阿远说的那棵松树,墨尘一直记在心里。
春天的时候,他跟着阿远和小荷去了一趟天衍宗的后山。走了大半天的山路,又爬了很长的一段坡,才到了那处悬崖边上。那棵松树果然很大,比墨尘见过的所有松树都粗,树干呈深褐色,布满了裂纹,一道一道的,像老人手上的皱纹。站在树下抬头看,看不见树顶,满眼都是针叶和从叶缝里漏下来的光,碎碎的,亮亮的,像是有人把星星揉碎了撒在人头顶上。
墨尘在松树根下坐下来,和阿远当初坐的位置一样。他靠着树干,抬眼望向远处的山峦和云海,悬崖下的山谷深不见底,风从谷底吹上来,呼呼的,刮在脸上像小刀一样。他伸手摸了摸树干,树皮很粗糙,硌手,但很结实,像是用石头刻出来的,经得住风吹雨打。
他侧过头,寻找树干上的字。找了半天,终于在树干朝南的那一面找到了两个字——归去。字已经模糊了,笔画之间填满了深色的苔藓,像被时间盖了一层薄薄的被子。但仔细看还是能认出来的。笔画很深,像是用什么东西硬生生刻上去的,一笔一划都透着力气,刻字的人一定用了很大的劲儿,像是要把这两个字烙进木头里,烙进时间里。
墨尘看着那两个字,想到很久很久以前,有一个人坐在这棵树下,面对着这片云海和群山,用一把小刀,一笔一划地刻下了这两个字。他当时在想什么?是累了,是放下了,是想告诉后来人一些什么?墨尘不得而知,他只是安静地坐着,像是坐在那两个字对面,隔着时间,隔着生死,隔着说不清的距离。
风从谷底吹上来,吹得松针沙沙响。墨尘闭上眼睛,听了一会儿风声,忽然想起师父。师父也喜欢一个人坐着,坐在桂花树下,看着远处的山,什么话也不说,一坐就是一下午。师父心里装着苏晚,装了几百年,装到最后都装不下了,人走了,树替他活着。陆姨心里也装着人,装着她师父,装着天衍宗,装着那些她教过的弟子。她走不动了,就让阿远替她来坐一坐。
墨尘睁开眼睛,从怀里掏出一样东西——一块小石头,圆润润的,灰白色的,是他从青溪村的溪边捡来的。他把小石头放在那两个字下面,轻轻地靠过去,让石头贴着树干。“陆姨,我替你坐过了。这棵树很好,风很大,云很远。你师父刻的字还在,你看见了没有?”
石头静静地靠着树干,安安静静的,像是在听。风从谷底吹上来,吹过松针,吹过那两个字,吹过墨尘的脸颊,带着微凉的气息。他站起来拍了拍身上的土,最后看了那两个字一眼,转身走了。
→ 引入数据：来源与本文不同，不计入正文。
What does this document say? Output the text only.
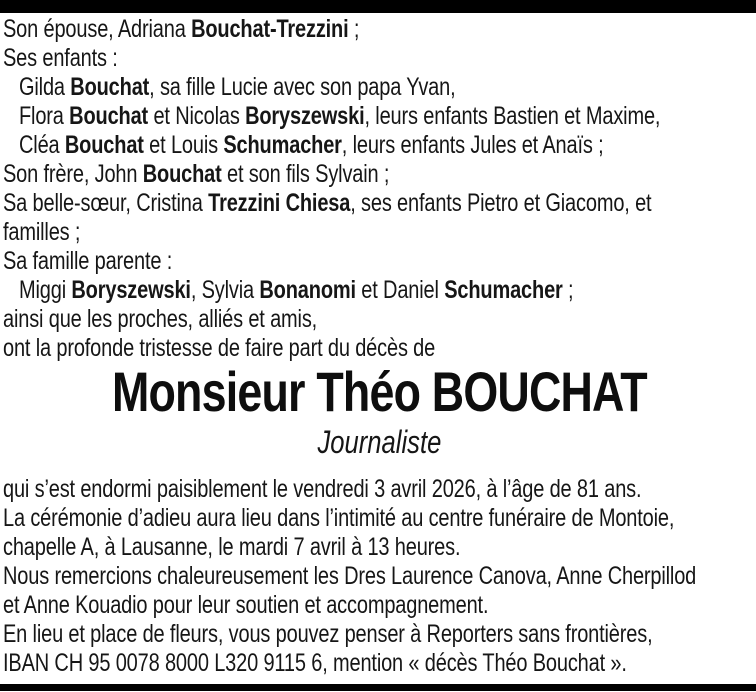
Son épouse, Adriana Bouchat-Trezzini ;
Ses enfants :
Gilda Bouchat, sa fille Lucie avec son papa Yvan,
Flora Bouchat et Nicolas Boryszewski, leurs enfants Bastien et Maxime,
Cléa Bouchat et Louis Schumacher, leurs enfants Jules et Anaïs ;
Son frère, John Bouchat et son fils Sylvain ;
Sa belle-sœur, Cristina Trezzini Chiesa, ses enfants Pietro et Giacomo, et
familles ;
Sa famille parente :
Miggi Boryszewski, Sylvia Bonanomi et Daniel Schumacher ;
ainsi que les proches, alliés et amis,
ont la profonde tristesse de faire part du décès de
Monsieur Théo BOUCHAT
Journaliste
qui s’est endormi paisiblement le vendredi 3 avril 2026, à l’âge de 81 ans.
La cérémonie d’adieu aura lieu dans l’intimité au centre funéraire de Montoie,
chapelle A, à Lausanne, le mardi 7 avril à 13 heures.
Nous remercions chaleureusement les Dres Laurence Canova, Anne Cherpillod
et Anne Kouadio pour leur soutien et accompagnement.
En lieu et place de fleurs, vous pouvez penser à Reporters sans frontières,
IBAN CH 95 0078 8000 L320 9115 6, mention « décès Théo Bouchat ».
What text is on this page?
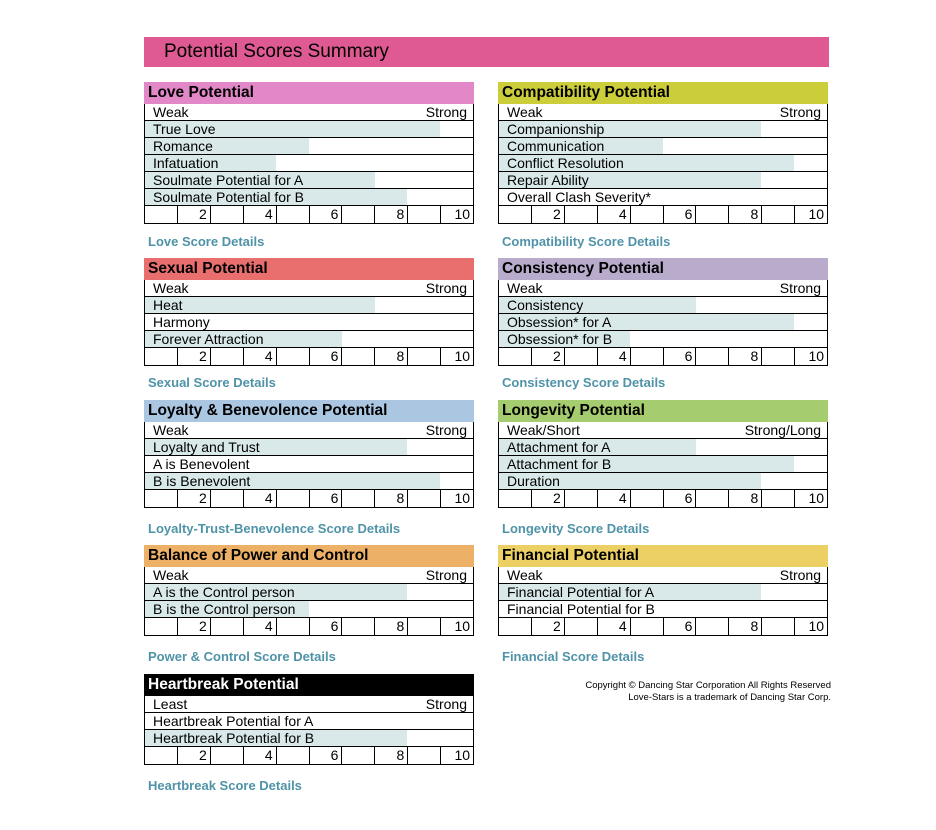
Potential Scores Summary
Love Potential
Weak	Strong
True Love
Romance
Infatuation
Soulmate Potential for A
Soulmate Potential for B
2	4	6	8	10
Love Score Details
Compatibility Potential
Weak	Strong
Companionship
Communication
Conflict Resolution
Repair Ability
Overall Clash Severity*
2	4	6	8	10
Compatibility Score Details
Sexual Potential
Weak	Strong
Heat
Harmony
Forever Attraction
2	4	6	8	10
Sexual Score Details
Consistency Potential
Weak	Strong
Consistency
Obsession* for A
Obsession* for B
2	4	6	8	10
Consistency Score Details
Loyalty & Benevolence Potential
Weak	Strong
Loyalty and Trust
A is Benevolent
B is Benevolent
2	4	6	8	10
Loyalty-Trust-Benevolence Score Details
Longevity Potential
Weak/Short	Strong/Long
Attachment for A
Attachment for B
Duration
2	4	6	8	10
Longevity Score Details
Balance of Power and Control
Weak	Strong
A is the Control person
B is the Control person
2	4	6	8	10
Power & Control Score Details
Financial Potential
Weak	Strong
Financial Potential for A
Financial Potential for B
2	4	6	8	10
Financial Score Details
Heartbreak Potential
Least	Strong
Heartbreak Potential for A
Heartbreak Potential for B
2	4	6	8	10
Heartbreak Score Details
Copyright © Dancing Star Corporation All Rights Reserved
Love-Stars is a trademark of Dancing Star Corp.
下山的时候,阿远和小荷在山脚等他,三个人沿着山路慢慢走回去,一路无话。路过桃林的时候,墨尘停下来,去看了那棵最大的桃树。桃花已经谢了大半,地上铺了一层粉色的花瓣。他蹲在树根旁,什么也没有放,只是伸手摸了摸树干,像在和一个老朋友道别。
回到青溪村的时候,天已经快黑了。
墨尘走进院子,看见凌昊坐在桂花树下,面前摆着一壶茶和两个杯子。茶还冒着热气,像是刚倒上的。他在凌昊旁边坐下来,端起其中一杯,喝了一口。茶是热的,桂花茶,新泡的。
“师兄,我看见那两个字了。”墨尘说。
“哪两个字?”
“归去。”
凌昊端着茶杯,没有接话。
墨尘放下茶杯,靠着椅背,看着院子里的树。老桂花树的树桩,新桂花树正在抽枝散叶,枣树开始挂青色的小果,桃树的叶子厚实油亮,李子树已经长得很高很壮。每一棵树都有自己的位置,都有自己的季节,该发芽时发芽,该开花时开花,该落叶时落叶。
“师兄。”墨尘说。
“嗯。”
“归去也挺好的。”
凌昊端着茶杯的手微微顿了一下。
“归去不是走了。”墨尘说,“是换了一种方式留下。像老桂花树一样,变成了土,变成了养分,变成了新树。还在,只是你看不出来,要用心才能看见。”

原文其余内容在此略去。